Die "Schuldsumme" sei innerhalb der nächsten sieben Tage zu überweisen, heißt es in dem Brief. Die möglichen Folgen der Nichtzahlung werden detailliert aufgelistet und reichen vom Mahnbescheid über Zwangsvollstreckung und Pfändung von Bezügen – auch Arbeitslosengeld, Rente, Bankguthaben – bis zur Eintragung in entsprechende Schuldnerverzeichnisse.

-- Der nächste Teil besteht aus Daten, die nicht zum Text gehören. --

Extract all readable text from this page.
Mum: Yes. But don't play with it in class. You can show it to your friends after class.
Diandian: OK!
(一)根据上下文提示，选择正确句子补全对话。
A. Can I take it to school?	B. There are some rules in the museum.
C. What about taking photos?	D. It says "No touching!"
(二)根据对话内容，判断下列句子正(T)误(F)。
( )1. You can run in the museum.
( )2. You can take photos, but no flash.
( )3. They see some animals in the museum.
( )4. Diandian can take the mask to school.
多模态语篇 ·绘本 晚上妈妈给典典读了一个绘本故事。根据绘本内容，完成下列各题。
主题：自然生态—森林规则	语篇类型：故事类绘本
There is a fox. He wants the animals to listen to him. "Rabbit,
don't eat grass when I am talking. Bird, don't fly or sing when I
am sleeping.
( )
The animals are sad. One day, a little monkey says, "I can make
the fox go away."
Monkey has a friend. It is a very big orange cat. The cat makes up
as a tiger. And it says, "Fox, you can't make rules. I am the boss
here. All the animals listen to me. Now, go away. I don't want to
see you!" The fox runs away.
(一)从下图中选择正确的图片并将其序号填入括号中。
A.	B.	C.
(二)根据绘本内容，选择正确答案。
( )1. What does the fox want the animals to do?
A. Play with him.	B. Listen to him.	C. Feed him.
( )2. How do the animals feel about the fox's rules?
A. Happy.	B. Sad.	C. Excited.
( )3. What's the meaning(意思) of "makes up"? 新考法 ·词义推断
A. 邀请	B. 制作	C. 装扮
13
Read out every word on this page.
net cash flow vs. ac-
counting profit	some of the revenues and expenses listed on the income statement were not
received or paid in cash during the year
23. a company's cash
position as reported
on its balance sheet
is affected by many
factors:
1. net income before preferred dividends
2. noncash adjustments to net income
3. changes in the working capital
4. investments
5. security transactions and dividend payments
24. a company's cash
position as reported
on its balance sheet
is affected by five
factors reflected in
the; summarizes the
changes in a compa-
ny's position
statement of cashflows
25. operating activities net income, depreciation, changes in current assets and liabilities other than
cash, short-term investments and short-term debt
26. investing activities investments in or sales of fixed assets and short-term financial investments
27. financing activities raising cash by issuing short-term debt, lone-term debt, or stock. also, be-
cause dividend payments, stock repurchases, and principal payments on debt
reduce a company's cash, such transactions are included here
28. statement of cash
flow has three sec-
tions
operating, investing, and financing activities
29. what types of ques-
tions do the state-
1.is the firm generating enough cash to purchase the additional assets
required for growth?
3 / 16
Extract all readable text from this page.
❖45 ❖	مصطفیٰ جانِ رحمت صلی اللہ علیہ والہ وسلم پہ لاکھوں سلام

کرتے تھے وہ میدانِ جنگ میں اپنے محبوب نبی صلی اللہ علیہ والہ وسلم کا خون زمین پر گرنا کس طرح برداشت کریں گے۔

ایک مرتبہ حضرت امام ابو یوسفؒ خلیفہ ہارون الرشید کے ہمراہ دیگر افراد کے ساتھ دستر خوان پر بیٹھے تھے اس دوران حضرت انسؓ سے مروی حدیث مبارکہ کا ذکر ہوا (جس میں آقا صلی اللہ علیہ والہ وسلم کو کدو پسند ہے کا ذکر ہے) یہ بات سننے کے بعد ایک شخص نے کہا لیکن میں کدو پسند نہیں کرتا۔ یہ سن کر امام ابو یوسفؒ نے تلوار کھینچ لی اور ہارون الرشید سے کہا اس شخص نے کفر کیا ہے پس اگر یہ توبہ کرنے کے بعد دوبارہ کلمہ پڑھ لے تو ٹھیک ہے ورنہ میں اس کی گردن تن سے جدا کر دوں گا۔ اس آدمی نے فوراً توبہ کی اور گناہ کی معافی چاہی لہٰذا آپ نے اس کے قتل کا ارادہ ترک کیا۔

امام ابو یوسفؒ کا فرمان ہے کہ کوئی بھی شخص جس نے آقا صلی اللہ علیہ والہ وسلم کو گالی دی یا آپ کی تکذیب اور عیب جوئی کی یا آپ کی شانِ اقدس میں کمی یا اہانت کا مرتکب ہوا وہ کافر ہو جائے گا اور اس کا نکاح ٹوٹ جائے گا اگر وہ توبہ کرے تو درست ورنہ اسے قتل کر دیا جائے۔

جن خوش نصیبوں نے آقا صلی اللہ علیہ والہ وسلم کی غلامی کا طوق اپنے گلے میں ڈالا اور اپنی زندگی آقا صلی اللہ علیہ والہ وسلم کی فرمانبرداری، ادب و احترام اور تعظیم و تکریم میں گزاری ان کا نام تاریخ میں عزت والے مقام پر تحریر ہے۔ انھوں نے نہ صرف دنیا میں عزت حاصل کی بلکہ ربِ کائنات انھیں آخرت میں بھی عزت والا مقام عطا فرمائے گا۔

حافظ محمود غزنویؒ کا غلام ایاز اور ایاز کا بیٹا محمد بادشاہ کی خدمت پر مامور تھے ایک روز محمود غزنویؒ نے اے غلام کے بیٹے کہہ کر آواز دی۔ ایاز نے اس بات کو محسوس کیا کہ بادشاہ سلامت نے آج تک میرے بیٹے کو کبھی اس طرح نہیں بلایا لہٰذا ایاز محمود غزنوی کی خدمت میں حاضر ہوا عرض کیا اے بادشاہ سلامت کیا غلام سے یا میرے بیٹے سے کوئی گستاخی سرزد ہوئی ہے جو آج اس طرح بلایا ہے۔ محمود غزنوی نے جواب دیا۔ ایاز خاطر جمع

Die Personen, die sich bei der Verbraucherzentrale Berlin beschwert haben, versichern, die Firma weder zu kennen noch einen Vertrag mit ihr abgeschlossen zu haben, und bekommen es angesichts dieser "Drohungen" mit der Angst zu tun. Gabriele Francke, Geschäftsführerin der Verbraucherzentrale Berlin, rät Betroffenen, die keinen Vertrag abgeschlossen haben, vor allem Ruhe zu bewahren und nicht zu zahlen. "Und unter gar keinen Umständen sollten sich die Empfänger der Briefe dazu hinreißen lassen, die angebotene Ratenzahlungsvereinbarung zu unterschreiben. Denn durch die Unterschrift verpflichtet man sich zur Zahlung, auch wenn die Forderung an sich jeder Rechtsgrundlage entbehrt."